Falando à saída de uma reunião do Partido Socialista Europeu, na qual indicou que “toda a gente achou normal” e “até saudável” a solução de um compromisso à esquerda como aquela que tem vindo a procurar em Portugal, António Costa salientou a importância de um “suporte maioritário” na Assembleia da República.
 

“O PSD, como é sabido, é a força política que tem maior número de deputados. Compete-lhe em primeiro lugar criar condições de governabilidade. Até agora tem sido incapaz de fazer qualquer proposta que permita melhorar as condições de governabilidade”, observou.


Assegurando que os socialistas só votarão moções de rejeição “havendo a garantia de formação de um governo alternativo”, o secretário-geral do PS disse que, “para que isso aconteça”, tem estado a desenvolver contactos com PCP, Bloco de Esquerda, Verdes e PAN, contactos esses “que têm vindo a decorrer de uma forma positiva”.
 

“Neste momento, aparentemente estamos em melhores condições do que a coligação para oferecer uma solução estável de governo ao país, e a estabilidade é um valor importante, um suporte maioritário na assembleia é uma condição importante”


A coligação PSD/CDS-PP é a força política mais votada com 38,57% dos votos e com 107 mandatos, depois de apurados os resultados nos consulados, na quarta-feira.
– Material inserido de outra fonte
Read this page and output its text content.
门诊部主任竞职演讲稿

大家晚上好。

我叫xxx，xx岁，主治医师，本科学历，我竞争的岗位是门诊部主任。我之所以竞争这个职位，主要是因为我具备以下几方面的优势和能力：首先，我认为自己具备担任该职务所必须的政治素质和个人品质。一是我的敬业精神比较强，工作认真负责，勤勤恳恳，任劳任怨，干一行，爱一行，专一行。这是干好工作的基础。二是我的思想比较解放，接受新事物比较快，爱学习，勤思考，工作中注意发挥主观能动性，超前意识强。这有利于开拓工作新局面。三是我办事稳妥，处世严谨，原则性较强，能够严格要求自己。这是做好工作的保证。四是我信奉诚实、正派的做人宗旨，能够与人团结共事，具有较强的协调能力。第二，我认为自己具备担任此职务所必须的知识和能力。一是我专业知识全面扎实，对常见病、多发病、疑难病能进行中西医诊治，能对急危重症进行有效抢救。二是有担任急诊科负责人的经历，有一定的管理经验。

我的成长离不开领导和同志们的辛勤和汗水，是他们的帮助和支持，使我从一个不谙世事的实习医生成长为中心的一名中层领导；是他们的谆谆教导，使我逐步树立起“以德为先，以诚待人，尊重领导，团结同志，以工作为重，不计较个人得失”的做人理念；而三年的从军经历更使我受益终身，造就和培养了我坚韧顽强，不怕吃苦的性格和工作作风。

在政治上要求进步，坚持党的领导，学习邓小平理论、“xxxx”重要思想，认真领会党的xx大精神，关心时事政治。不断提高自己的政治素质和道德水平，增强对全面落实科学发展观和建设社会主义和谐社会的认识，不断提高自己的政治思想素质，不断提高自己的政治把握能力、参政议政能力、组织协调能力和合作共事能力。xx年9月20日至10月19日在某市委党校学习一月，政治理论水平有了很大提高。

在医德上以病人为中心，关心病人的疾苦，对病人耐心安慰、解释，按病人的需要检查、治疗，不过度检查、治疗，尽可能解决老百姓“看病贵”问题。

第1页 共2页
O PS foi o segundo partido mais votado com 32,31% e 86 mandatos seguido do Bloco de Esquerda com 19 mandatos e 10,19% dos votos e da coligação CDU, que junta PCP e PEV, com 17 mandatos e 8,25%. O PAN obteve um 1,39% dos votos, conseguindo pela primeira vez a eleição de um deputado.

O Presidente da República vai receber os partidos políticos que elegeram deputados nas eleições de 4 de outubro nas próximas terça e quarta-feira.